California voters made a loud statement this week when they denied Propositions 1A through 1E, telling the state to deal with it’s own money woes.

Now, city and county administrators are doing their best to prepare for even more extreme budget misery. The cuts cities will be forced to make soon will not only prove deep, but potentially very painful.

In a statement from the California State Association of Counties, officials expect that given the size of the state’s deficit, many counties will face drastic cuts across the board.

“These additional cuts will only exacerbate counties’ tenuous fiscal situations and have the potential to visit real harm on Californians,” in a statement from CSAC.

The Sacramento City Council projects a $30 million deficit in the 2010/2011 fiscal year, according to a Sacramento Press story by Kathleen Haley.

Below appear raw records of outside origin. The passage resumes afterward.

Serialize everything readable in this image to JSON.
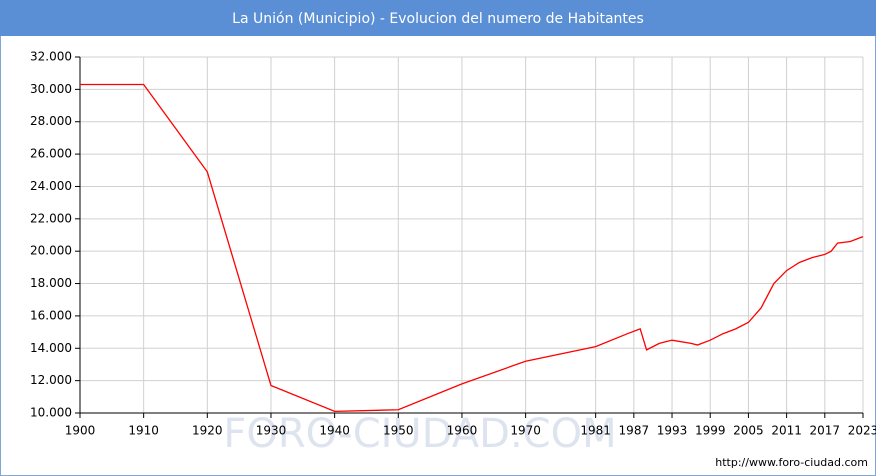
{
  "chart_data": {
    "type": "line",
    "title": "La Unión (Municipio) - Evolucion del numero de Habitantes",
    "watermark": "FORO-CIUDAD.COM",
    "footer": "http://www.foro-ciudad.com",
    "x": [
      1900,
      1910,
      1920,
      1930,
      1940,
      1950,
      1960,
      1970,
      1981,
      1986,
      1988,
      1989,
      1991,
      1993,
      1996,
      1997,
      1999,
      2001,
      2003,
      2005,
      2007,
      2009,
      2011,
      2013,
      2015,
      2017,
      2018,
      2019,
      2021,
      2023
    ],
    "series": [
      {
        "name": "Habitantes",
        "color": "#ff0000",
        "values": [
          30300,
          30300,
          24900,
          11700,
          10100,
          10200,
          11800,
          13200,
          14100,
          14900,
          15200,
          13900,
          14300,
          14500,
          14300,
          14200,
          14500,
          14900,
          15200,
          15600,
          16500,
          18000,
          18800,
          19300,
          19600,
          19800,
          20000,
          20500,
          20600,
          20900
        ]
      }
    ],
    "xlim": [
      1900,
      2023
    ],
    "xticks": [
      1900,
      1910,
      1920,
      1930,
      1940,
      1950,
      1960,
      1970,
      1981,
      1987,
      1993,
      1999,
      2005,
      2011,
      2017,
      2023
    ],
    "ylim": [
      10000,
      32000
    ],
    "yticks": [
      {
        "value": 10000,
        "label": "10.000"
      },
      {
        "value": 12000,
        "label": "12.000"
      },
      {
        "value": 14000,
        "label": "14.000"
      },
      {
        "value": 16000,
        "label": "16.000"
      },
      {
        "value": 18000,
        "label": "18.000"
      },
      {
        "value": 20000,
        "label": "20.000"
      },
      {
        "value": 22000,
        "label": "22.000"
      },
      {
        "value": 24000,
        "label": "24.000"
      },
      {
        "value": 26000,
        "label": "26.000"
      },
      {
        "value": 28000,
        "label": "28.000"
      },
      {
        "value": 30000,
        "label": "30.000"
      },
      {
        "value": 32000,
        "label": "32.000"
      }
    ],
    "grid": true
  }
}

Oakland already faces a projected $83 million deficit in the 2009-10 fiscal year, so it will likely borrow money through short-term bonds, rather than make deep spending cuts or massive layoffs. The risk: the possibility the state won’t pay the money back. – The San Jose Mercury News.

The City of Oceanside City Council will cut $2.7 million from its operating budget for next year rather than dip into reserves. By using so-called “rainy day” reserves, the city sidestepped potential, unpopular cuts in police, fire, and library services, according to Lola Sherman in a San Diego Union-Tribune story.

City of San Jose officials say to add another $19 million to San Jose’s budget shortfall now that the budget measures have failed in the special election. “We’re going to have a lot of cuts in services all over the city. Every department’s being squeezed,” said Mayor Chuck Reed, according to KCBS news

Reducing employee salaries, eliminating hazardous-waste emergency capabilities and boosting recreation-activity fees are among budget-cutting options for the city of Visalia in the special-election failure of five statewide propositions Tuesday, according to the Visalia Times-Delta.

Santa Clarita now faces probable budget cuts. The state may borrow $2 million in property-tax revenue from the city and counties to offset its budget problems. Santa Clarita stands to loose $3 million of its $11 million in annual revenue, according to Josh Premako in a story with The Santa Clarita Valley Signal.